Is there a continuous function $f(x)$ such that the inverse function is $1/f(x)$?

Solution 1:

For this answer i will assume that the function is defined on an open interval (otherwise see the answer from @Elliot G ) and real.

Because $\frac1{f(x)}$ is the inverse function, we have $x = f^{-1}(f(x)) = \frac1{f(f(x))} $ and therefore $f(f(x)) = \frac 1 x$.

Note that because $f$ is bijective, it has to be either monotone falling or increasing. if $f$ is increasing, so is $f(f(x))$, but $\frac 1 x$ is not increasing, so it is not possible.

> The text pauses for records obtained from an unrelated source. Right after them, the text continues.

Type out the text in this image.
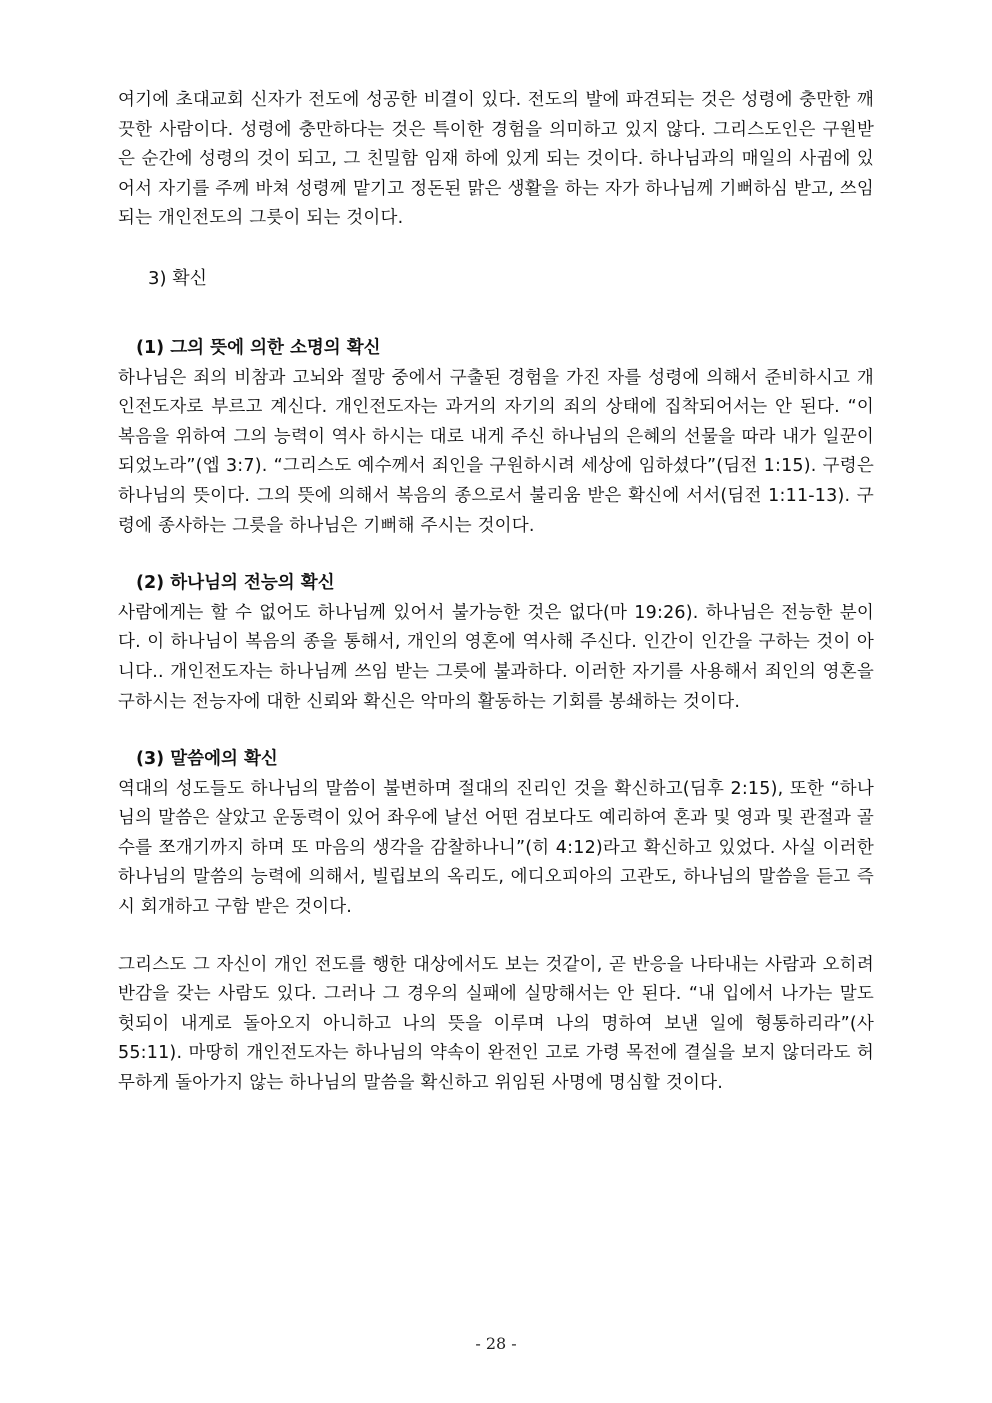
여기에 초대교회 신자가 전도에 성공한 비결이 있다. 전도의 발에 파견되는 것은 성령에 충만한 깨끗한 사람이다. 성령에 충만하다는 것은 특이한 경험을 의미하고 있지 않다. 그리스도인은 구원받은 순간에 성령의 것이 되고, 그 친밀함 임재 하에 있게 되는 것이다. 하나님과의 매일의 사귐에 있어서 자기를 주께 바쳐 성령께 맡기고 정돈된 맑은 생활을 하는 자가 하나님께 기뻐하심 받고, 쓰임 되는 개인전도의 그릇이 되는 것이다.

3) 확신

(1) 그의 뜻에 의한 소명의 확신

하나님은 죄의 비참과 고뇌와 절망 중에서 구출된 경험을 가진 자를 성령에 의해서 준비하시고 개인전도자로 부르고 계신다. 개인전도자는 과거의 자기의 죄의 상태에 집착되어서는 안 된다. “이 복음을 위하여 그의 능력이 역사 하시는 대로 내게 주신 하나님의 은혜의 선물을 따라 내가 일꾼이 되었노라”(엡 3:7). “그리스도 예수께서 죄인을 구원하시려 세상에 임하셨다”(딤전 1:15). 구령은 하나님의 뜻이다. 그의 뜻에 의해서 복음의 종으로서 불리움 받은 확신에 서서(딤전 1:11-13). 구령에 종사하는 그릇을 하나님은 기뻐해 주시는 것이다.

(2) 하나님의 전능의 확신

사람에게는 할 수 없어도 하나님께 있어서 불가능한 것은 없다(마 19:26). 하나님은 전능한 분이다. 이 하나님이 복음의 종을 통해서, 개인의 영혼에 역사해 주신다. 인간이 인간을 구하는 것이 아니다.. 개인전도자는 하나님께 쓰임 받는 그릇에 불과하다. 이러한 자기를 사용해서 죄인의 영혼을 구하시는 전능자에 대한 신뢰와 확신은 악마의 활동하는 기회를 봉쇄하는 것이다.

(3) 말씀에의 확신

역대의 성도들도 하나님의 말씀이 불변하며 절대의 진리인 것을 확신하고(딤후 2:15), 또한 “하나님의 말씀은 살았고 운동력이 있어 좌우에 날선 어떤 검보다도 예리하여 혼과 및 영과 및 관절과 골수를 쪼개기까지 하며 또 마음의 생각을 감찰하나니”(히 4:12)라고 확신하고 있었다. 사실 이러한 하나님의 말씀의 능력에 의해서, 빌립보의 옥리도, 에디오피아의 고관도, 하나님의 말씀을 듣고 즉시 회개하고 구함 받은 것이다.

그리스도 그 자신이 개인 전도를 행한 대상에서도 보는 것같이, 곧 반응을 나타내는 사람과 오히려 반감을 갖는 사람도 있다. 그러나 그 경우의 실패에 실망해서는 안 된다. “내 입에서 나가는 말도 헛되이 내게로 돌아오지 아니하고 나의 뜻을 이루며 나의 명하여 보낸 일에 형통하리라”(사 55:11). 마땅히 개인전도자는 하나님의 약속이 완전인 고로 가령 목전에 결실을 보지 않더라도 허무하게 돌아가지 않는 하나님의 말씀을 확신하고 위임된 사명에 명심할 것이다.

- 28 -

if $f$ is decreasing, the composition $f \circ f$ is still increasing (because the composition of decreasing functions is increasing). So there is no way to do it on an open interval.

Solution 2:

You might not like this, but consider $f:\{1\}\to\{1\}$ where $f(1)=1$. This satisfies the conditions since $f$ is technically continuous on the domain.

Solution 3:

Given

$$ f^{-1}(x) = \frac{1}{f(x)}. \tag 1 $$

Whence

$$ x = f^{-1}(f(x)) = \frac{1}{f(f(x))}. \tag 2 $$

Thus

$$ f(f(x)) = \frac{1}{x}.\tag 3 $$

$$ f(x) = \frac{1 + a x}{b + c x}. \tag 4 $$

Then

$$ f(f(x)) = \frac {\displaystyle 1 + a \frac{1 + a x}{b + c x}} {\displaystyle b + c \frac{1 + a x}{b + c x}} = \frac {[b + a] + [c + a^2] x} {[b^2 + c] + [bc + ac] x}. \tag 5 $$

So we get $f(f(x)) = x^{-1}$ for

$$ \left[ \begin{array}{rcl} c + a^2 &=& 0\\ b^2 + c &=& 0\\ \displaystyle \frac{b+a}{bc+ac} &=& 1 \end{array} \tag 6 \right. $$

Therefore $c=1$, $a=b=\pm \mathbf{i}$. Whence

$$ \bbox[16px,border:2px solid #800000] { f(x) = \frac{1 \pm \mathbf{i} x}{x \pm \mathbf{i}}.} \tag 7 $$

$$ f(x) = x^\alpha. \tag 8 $$

Then

$$ f(f(x)) = \big( x^\alpha \big)^\alpha = x^{\alpha^2}. \tag 9 $$

So we get $f(f(x)) = x^{-1}$ for $\alpha = \pm \mathbf{i}$. Whence

$$ \bbox[16px,border:2px solid #800000] { f(x) = x^{\displaystyle \pm \mathbf{i}}. } \tag {10} $$

I have no idea if there are other possible function.